The following year, a tribute to his own bookkeeper mother and the memory of her painful death was released called “Mama Tried.” To this day, many prison inmates have the title tattooed on themselves. He continued writing his odes to the working class and became known  as the “poet of the common man” with hits like “Hungry Eyes,” “Workin’ Man Blues,”  “Sing Me Back Home” and “Holding things Together.” 

The opening song on his album “Serving 190 Proof” is called “Footlights” and tells what it’s like to go on stage five minutes after learning that friend and recording artist Lefty Frizzell has died. He later recorded it with George Jones. Merle also opened for Bob Dylan and they toured together for almost a year, even on occasion singing together.

But was “Okie from Muskogee” that endeared him to the outspoken common everyday man, and, as the book’s writer admits, was the song “that finally made the mainstream sit up and take notice of Haggard.” In a 2001 interview, Haggard called the song “a documentation of the uneducated that lives in America at the time.”  It became his signature song after topping the country charts for a month in 1969.  One year later, in 1970, the “Fightin’ Side of Me” was released and became the anthem of the Silent Majority and of patriotism. 

Image from the LA Times

Book author Marc Eliot is the New York Times bestselling biographer of Clint Eastwood, Jimmy Stewart, Michael Douglas, Cary Grant, Steve McQueen, Walt Disney, Charlton Heston, John Wayne, Donna Summer, Jack Nicholson and the Eagles. His work has been published in more than 25 languages and he speaks about film to universities. He lives in New York City and in Woodstock, New York. He exhaustively interviewed band members, friends and Haggard’s family so the biography is well-researched with anecdotes and colorful language describing womanizing, sex, five marriages and divorces.
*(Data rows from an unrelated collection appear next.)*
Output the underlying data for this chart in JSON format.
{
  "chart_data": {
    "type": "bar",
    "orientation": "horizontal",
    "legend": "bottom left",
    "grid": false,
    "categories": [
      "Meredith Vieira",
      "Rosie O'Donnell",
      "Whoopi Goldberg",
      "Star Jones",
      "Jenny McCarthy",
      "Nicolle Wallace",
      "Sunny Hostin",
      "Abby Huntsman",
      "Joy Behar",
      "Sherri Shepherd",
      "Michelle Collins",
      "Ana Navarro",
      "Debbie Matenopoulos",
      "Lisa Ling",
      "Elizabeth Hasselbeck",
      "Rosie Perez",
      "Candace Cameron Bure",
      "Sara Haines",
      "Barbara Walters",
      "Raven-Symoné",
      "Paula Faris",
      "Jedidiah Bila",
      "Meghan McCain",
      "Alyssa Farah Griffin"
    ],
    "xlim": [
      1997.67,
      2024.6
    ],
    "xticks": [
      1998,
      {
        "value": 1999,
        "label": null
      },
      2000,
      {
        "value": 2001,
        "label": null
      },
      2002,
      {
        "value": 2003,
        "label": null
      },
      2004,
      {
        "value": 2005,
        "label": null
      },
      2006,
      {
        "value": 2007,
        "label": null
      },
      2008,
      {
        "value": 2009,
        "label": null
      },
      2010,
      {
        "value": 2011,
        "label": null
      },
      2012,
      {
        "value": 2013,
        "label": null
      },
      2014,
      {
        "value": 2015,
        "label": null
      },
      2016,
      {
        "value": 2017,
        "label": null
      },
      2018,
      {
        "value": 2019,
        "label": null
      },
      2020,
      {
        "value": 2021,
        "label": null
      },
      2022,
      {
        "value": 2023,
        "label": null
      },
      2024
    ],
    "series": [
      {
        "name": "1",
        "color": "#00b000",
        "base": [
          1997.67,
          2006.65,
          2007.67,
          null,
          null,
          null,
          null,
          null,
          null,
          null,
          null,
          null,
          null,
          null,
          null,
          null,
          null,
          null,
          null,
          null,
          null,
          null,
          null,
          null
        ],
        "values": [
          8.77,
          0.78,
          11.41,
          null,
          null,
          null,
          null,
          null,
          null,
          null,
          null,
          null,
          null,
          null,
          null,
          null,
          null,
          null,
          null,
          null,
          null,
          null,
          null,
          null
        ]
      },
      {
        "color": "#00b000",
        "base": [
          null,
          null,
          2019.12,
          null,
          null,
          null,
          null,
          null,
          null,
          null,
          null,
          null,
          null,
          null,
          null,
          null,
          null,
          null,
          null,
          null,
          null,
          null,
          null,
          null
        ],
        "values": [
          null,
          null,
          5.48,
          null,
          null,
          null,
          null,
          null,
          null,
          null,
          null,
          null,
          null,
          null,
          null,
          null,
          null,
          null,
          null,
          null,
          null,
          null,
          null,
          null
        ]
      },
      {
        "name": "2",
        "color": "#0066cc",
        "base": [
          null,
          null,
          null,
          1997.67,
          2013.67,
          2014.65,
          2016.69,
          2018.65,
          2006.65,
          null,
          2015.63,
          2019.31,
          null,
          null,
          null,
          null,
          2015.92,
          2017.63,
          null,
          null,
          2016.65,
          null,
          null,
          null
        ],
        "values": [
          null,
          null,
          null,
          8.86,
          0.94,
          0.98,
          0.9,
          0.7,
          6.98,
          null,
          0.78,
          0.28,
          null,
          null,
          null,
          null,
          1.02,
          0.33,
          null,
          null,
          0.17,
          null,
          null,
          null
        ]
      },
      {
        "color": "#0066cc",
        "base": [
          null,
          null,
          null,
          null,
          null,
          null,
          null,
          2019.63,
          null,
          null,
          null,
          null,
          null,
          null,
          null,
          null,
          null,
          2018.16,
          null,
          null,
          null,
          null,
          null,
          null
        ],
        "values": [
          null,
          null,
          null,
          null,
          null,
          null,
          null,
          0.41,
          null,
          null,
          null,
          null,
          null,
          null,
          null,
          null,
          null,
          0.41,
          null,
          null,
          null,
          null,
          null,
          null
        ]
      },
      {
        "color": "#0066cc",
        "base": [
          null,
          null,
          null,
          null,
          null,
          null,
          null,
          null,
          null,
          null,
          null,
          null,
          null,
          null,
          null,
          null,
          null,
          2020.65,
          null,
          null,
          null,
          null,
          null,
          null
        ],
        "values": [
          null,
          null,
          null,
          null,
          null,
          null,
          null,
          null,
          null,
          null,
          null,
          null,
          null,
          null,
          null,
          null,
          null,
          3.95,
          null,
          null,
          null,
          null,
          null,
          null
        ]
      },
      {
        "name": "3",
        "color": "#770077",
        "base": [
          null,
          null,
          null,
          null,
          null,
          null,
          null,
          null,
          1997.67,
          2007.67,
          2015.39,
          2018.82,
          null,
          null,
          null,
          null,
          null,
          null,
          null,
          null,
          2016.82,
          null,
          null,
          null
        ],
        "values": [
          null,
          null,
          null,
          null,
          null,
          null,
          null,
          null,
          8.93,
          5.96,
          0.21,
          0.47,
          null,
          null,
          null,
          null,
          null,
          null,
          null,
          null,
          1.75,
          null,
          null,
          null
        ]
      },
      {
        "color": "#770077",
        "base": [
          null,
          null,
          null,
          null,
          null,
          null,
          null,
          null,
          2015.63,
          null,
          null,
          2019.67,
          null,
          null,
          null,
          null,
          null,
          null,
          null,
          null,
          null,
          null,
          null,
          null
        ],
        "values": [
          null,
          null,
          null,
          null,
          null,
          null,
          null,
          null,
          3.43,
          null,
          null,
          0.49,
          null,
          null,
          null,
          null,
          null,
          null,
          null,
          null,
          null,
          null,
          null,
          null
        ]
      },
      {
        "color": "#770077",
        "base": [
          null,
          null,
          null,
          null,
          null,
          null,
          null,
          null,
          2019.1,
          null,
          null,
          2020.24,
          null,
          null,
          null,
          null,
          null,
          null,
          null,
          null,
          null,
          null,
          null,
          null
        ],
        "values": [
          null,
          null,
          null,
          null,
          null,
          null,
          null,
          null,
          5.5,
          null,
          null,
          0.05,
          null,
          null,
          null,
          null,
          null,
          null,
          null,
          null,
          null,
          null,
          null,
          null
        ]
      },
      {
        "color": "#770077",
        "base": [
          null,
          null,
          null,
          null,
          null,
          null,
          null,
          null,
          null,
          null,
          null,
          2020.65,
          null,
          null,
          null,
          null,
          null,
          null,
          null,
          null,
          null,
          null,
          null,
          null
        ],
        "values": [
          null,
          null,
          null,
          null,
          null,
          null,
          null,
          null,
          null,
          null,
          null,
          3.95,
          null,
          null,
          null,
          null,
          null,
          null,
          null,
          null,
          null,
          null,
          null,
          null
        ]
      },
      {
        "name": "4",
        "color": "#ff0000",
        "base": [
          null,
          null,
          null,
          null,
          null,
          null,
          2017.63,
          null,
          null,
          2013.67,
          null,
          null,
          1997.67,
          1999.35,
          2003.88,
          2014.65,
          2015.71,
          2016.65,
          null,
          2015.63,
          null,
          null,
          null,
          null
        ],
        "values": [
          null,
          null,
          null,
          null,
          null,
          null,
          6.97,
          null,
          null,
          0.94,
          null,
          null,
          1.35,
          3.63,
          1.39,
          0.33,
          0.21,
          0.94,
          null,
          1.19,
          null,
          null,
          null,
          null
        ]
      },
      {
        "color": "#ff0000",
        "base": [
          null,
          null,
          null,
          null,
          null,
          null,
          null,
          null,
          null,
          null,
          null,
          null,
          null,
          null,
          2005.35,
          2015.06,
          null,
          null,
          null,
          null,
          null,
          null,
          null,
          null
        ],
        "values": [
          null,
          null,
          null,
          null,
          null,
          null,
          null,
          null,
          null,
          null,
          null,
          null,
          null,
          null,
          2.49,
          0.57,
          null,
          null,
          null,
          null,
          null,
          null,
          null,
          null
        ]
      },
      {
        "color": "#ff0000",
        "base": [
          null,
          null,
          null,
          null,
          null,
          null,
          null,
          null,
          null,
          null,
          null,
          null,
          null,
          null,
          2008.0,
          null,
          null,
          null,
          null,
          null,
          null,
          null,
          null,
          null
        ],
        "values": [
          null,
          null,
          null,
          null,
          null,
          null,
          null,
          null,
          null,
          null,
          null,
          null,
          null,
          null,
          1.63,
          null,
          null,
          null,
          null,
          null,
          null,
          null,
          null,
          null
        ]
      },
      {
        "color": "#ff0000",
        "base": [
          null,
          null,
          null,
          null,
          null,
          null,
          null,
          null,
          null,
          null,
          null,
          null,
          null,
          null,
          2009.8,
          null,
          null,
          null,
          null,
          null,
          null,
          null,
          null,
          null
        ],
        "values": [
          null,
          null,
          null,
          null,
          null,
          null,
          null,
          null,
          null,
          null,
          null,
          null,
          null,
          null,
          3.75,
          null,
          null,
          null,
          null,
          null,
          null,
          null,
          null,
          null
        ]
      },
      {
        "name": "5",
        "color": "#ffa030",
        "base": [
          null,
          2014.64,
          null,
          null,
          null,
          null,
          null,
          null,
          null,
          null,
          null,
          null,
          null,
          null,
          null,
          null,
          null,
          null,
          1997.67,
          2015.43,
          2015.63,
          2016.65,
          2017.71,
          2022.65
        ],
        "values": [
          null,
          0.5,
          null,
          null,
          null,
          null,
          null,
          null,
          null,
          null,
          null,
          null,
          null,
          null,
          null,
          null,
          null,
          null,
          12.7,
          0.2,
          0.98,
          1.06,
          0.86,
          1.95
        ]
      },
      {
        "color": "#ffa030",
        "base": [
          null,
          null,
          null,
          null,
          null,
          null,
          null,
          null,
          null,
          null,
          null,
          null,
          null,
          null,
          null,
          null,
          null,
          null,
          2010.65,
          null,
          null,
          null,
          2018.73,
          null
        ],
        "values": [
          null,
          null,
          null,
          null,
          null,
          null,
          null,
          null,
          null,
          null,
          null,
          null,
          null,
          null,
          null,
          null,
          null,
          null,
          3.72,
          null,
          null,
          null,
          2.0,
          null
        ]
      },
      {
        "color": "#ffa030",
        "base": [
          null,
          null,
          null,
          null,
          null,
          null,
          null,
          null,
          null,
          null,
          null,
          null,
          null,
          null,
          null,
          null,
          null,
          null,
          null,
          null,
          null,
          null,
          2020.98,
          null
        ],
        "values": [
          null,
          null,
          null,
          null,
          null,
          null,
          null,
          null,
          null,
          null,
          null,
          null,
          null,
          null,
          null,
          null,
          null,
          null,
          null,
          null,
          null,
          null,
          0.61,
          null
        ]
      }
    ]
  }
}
However, a high point occurred for him in 1972 when then Governor Ronald Reagan awarded him a full and unconditional pardon. But the best part of the book is his partnership with Bonnie Owens, the former wife of country music star Buck Owens and later Merle’s wife. She was herself a talented musician who the author depicts as a “mother figure” to Merle who helped with his song writing and commercial success. 

But Haggard also suffered bankruptcy and disillusionment until close to death when he said, “I’m going home to see my dad,” and he died on his 79th birthday of double pneumonia at his ranch in Shasta County, CA. For most of us fans, the highlight of his life was being named a Kennedy Center honoree in 2010 when everyone witnessed his enviable contributions to country music. But he also wrote of himself in books: “My House of Memories: An Autobiography, in 2010, and “Sing Me Back Home: My Story” with Peggy Russell in 1983.

He was inducted into the Nashville Songwriters’ Hall of Fame in 1977 and into the Country Music Hall of Fame in 1994. He appeared on the cover of TIME magazine in 1974, was star of a TV special in 1972 called “Let Me Tell You About A Song” and performed and wrote the theme song to the TV series “Movin’ On.”  He even performed a duet with Clint Eastwood singing the song “Bar Room Buddies.”  He also recorded with George Jones and Willie Nelson. 

Image from KBOE Radio

Merle Haggard personified the American dream, altered country music from folk music to country rock, brought the Bakersfield Sound into the mainstream, was a “bad boy turned into a good man,” and lived the rags to riches story most still dream of attaining, all the while finding “the peaceful side of life.” Marc Eliot’s book will make you love Merle Haggard even more.